In the aerobic phase, the phenol decreased from 66.5 to 0.1 mg/L after aeration for 1.5 h (4–5.5 h), and the degradation rate was higher than that of phase II. NH4+-N decreased from 45.8 mg/L to 4.0 mg/L, while the NO2-N and NO3-N increased to 21.5 mg/L and 19.9 mg/L, respectively. NH4+-N oxidation rate increased obviously after phenol decreased. Similar results were found in phase II. However, the NH4+-N oxidation rate decreased significantly. It was speculated that the accumulation of NO2-N inhibited the activity of NH4+-N oxidation bacteria.

It was obvious that the processes of phenol oxidation, NH4+-N nitrification to NO2-N, and NO2-N oxidation occurred in sequence. It was different from the cycle of phase II. Both AOB and NOB activity decreased in phase III. In total, during the aeration period, 4.7 mg/L TIN was removed, with the percent contribution being 21.9%. Compared with phase II, the aeration period contribution of TIN decreased. It was speculated that the reaction time decreased and the organic carbon was in short supply. The denitrification process required organic carbon as electron donor. Mateju et al. (1992) reported that the stoichiometric ratio for denitrification, considering biomass formation, was 4.2 g COD/g N. In phase III of the cycle study, most of the COD was removed in the static stage and the COD/N ratio of the initial aerobic stage was 1.34, which was very low.
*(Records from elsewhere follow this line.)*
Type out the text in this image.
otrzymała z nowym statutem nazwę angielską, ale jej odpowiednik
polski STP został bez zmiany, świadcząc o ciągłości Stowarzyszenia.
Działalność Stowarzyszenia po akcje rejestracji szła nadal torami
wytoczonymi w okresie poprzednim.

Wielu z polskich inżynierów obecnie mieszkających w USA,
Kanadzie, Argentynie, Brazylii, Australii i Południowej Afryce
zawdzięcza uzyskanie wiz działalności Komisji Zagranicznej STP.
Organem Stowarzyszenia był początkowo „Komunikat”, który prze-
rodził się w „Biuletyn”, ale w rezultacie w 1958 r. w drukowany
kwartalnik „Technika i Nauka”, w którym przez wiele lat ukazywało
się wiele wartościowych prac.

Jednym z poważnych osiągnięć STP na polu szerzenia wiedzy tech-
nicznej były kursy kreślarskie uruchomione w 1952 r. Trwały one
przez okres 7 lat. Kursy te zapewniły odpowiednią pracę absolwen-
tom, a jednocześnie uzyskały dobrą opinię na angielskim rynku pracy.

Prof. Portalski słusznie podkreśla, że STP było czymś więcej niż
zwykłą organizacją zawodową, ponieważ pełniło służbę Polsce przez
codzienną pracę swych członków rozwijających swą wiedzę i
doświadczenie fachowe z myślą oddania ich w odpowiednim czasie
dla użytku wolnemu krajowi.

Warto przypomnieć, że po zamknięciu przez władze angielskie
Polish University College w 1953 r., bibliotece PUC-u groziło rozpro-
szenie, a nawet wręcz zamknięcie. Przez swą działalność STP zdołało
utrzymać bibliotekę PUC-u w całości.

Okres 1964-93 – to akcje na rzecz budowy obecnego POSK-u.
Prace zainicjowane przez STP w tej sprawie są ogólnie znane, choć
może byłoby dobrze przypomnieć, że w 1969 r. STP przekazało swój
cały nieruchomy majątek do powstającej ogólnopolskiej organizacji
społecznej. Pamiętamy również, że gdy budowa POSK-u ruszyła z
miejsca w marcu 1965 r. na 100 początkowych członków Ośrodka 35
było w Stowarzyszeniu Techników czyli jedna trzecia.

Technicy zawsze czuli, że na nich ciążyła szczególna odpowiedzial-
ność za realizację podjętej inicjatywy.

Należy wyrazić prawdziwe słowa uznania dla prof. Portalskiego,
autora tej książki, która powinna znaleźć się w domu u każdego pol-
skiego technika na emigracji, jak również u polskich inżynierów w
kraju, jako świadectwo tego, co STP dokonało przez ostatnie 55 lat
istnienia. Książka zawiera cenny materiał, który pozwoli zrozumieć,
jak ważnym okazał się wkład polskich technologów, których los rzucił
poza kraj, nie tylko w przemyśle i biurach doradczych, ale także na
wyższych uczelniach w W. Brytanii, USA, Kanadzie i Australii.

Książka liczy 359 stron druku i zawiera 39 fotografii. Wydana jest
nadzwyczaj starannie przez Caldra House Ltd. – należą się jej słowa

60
In the aerobic stage, the average removed COD was 34.0 mg/L, while the average nitrogen concentration removed was 4.7 mg/L. The removed COD/N ratio in the aerobic stage was 7.25, indicating sufficient electron donor for the denitrification process, based on the presumption that the removed COD was totally utilized as electron donor.

CONCLUSIONS

Nutrient removal performance of the IC-SBAR system was influenced by the operation time and influent COD/N ratio. During the operation, the influent COD load changed between 2.7 g/(L d) and 0.8 g/(L d) and the removed COD load changed between 0.7 g/(L d) and 1.8 g/(L d). The average influent phenol and NH4+-N load were 0.19 g/(L d) and 0.11 g/(L d) with a high removal efficiency above 90%. The removal of phenol and NH4+-N was not related to operation cycle and COD/N ratios. Data indicated that prolonging the cycle time from 480 to 720 min was beneficial for the COD and TIN removal performance. The cycle study showed that phenol was removed by aerobic oxidation. The nitrification process occurred after the phenol degradation. After increasing the static time from 120 to 240 min, the nitrifying bacteria community presented low NOB activity; meanwhile, the nitrification and denitrification activity decreased significantly.

ACKNOWLEDGEMENTS

This research was supported by the National Science Foundation of China (51108225), the Natural Science Foundation of Inner Mongolia (2013MS0603), and the college scientific research projects of Inner Mongolia (NJZZ14002). This research was completed at the Inner Mongolia Coal Chemical Industry Wastewater Treatment and Reuse Engineering Technology Research Center.